DIEMA
- Country: Bulgaria
- Broadcast area: Bulgaria
- Headquarters: Sofia, Bulgaria

Programming
- Language: Bulgarian
- Picture format: 16:9 576i (DVB) 4:3 480p (DVB) 4:3 720p (DVB)

Ownership
- Owner: United Group
- Parent: Nova Broadcasting Group
- Sister channels: Nova; Kino Nova; Nova News; Nova Sport; Diema Family; Diema Sport; Diema Sport 2; Diema Sport 3; The Voice; Magic TV;

History
- Launched: 15 May 1999
- Former names: Diema+ (1999-2007)

Links
- Website: http://www.diema.bg/

= Diema =

Bulgarian television channel

DIEMA (Диема) is a Bulgarian television channel, part of Nova Broadcasting Group, owned by United Group.
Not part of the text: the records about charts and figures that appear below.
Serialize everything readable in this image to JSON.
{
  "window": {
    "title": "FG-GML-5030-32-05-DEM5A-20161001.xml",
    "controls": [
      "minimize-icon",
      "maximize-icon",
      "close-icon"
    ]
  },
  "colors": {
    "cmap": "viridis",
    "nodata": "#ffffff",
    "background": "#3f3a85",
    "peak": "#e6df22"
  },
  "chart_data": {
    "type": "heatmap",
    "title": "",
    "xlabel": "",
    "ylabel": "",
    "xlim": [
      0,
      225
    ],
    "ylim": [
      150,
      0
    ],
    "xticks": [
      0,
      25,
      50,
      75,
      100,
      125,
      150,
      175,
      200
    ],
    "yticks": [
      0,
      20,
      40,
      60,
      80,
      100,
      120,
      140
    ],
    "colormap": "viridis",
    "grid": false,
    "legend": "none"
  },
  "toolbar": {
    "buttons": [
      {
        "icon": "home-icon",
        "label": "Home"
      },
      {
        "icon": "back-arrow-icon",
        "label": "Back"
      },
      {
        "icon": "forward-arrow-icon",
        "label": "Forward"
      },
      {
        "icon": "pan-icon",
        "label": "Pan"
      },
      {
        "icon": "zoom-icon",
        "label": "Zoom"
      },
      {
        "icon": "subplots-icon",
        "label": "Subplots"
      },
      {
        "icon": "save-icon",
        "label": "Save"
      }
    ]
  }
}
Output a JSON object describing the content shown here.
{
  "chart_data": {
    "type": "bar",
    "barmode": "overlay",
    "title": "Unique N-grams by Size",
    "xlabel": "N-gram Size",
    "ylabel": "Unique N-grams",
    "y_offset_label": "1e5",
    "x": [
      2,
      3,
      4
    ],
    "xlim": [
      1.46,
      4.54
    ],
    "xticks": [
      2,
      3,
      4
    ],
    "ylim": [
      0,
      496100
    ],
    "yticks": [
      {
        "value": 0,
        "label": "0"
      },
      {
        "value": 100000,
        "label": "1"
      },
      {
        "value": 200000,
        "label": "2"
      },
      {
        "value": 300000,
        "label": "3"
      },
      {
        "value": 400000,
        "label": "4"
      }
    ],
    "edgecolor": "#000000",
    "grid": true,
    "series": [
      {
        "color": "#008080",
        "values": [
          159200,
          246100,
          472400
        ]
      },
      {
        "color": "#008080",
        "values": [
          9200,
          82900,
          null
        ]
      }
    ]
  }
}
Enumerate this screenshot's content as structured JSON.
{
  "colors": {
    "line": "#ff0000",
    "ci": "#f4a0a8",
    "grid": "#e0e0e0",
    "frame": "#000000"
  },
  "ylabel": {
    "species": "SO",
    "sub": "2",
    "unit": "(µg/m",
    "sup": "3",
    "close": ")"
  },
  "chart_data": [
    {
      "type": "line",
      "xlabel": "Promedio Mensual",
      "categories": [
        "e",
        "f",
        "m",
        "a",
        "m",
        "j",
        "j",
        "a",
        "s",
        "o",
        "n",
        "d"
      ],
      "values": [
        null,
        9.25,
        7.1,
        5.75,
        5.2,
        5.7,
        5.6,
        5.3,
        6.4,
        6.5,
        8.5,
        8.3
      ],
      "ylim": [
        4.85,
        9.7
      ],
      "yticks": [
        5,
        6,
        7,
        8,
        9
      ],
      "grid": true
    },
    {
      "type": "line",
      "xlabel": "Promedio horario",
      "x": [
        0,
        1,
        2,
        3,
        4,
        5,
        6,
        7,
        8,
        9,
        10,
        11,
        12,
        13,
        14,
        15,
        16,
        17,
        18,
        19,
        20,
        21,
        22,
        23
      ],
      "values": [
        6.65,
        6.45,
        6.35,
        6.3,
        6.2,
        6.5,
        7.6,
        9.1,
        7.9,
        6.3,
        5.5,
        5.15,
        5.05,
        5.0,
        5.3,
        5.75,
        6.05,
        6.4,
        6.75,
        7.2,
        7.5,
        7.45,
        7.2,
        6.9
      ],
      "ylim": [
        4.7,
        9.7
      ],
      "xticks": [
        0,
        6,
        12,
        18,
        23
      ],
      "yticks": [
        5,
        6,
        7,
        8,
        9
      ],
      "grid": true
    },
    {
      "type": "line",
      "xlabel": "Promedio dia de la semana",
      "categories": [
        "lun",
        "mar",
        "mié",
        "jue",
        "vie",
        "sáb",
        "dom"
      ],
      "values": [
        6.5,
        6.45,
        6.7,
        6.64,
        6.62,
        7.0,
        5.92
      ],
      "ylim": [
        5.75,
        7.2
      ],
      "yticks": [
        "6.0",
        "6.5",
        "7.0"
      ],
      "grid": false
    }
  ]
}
The channel airs mainly films and action series. Along with Nova Sport and Diema Sport airs sports, including matches from the English FA Premier League, the FA Cup and the UEFA European Football Championship qualifications, as well as the England national football team home matches.

==History==
Diema Vision was founded on 15 May 1999 by Emil Slavchev, Kalina Mihaylova, Anatoli Belchev and Asen Radulov. The first owned channel was Diema +. Initially it broadcast 12 hours a day, starting a 24-hour schedule in November 1999. Over the years, the channel proved popular, and the company launched a second channel - Diema 2, in 2003. At the end of 2005, it was sold to Apace Media, owned by Kamen Vodenicharov. In March 2007, Diema Vision became part of Balkan Media Group Limited, a joint venture between Apace Media Group UK and the international entertainment-broadcasting group Modern Times Group MTG AB and re-branded the main channel only as Diema, dropping the "plus" from its name. In March 2009, MTG announced an agreement that would see the assets of Balkan Media Group Limited merge with the newly acquired Nova television. On 12 September 2011, the channel changed its look and logo again alongside the other Nova TV channels.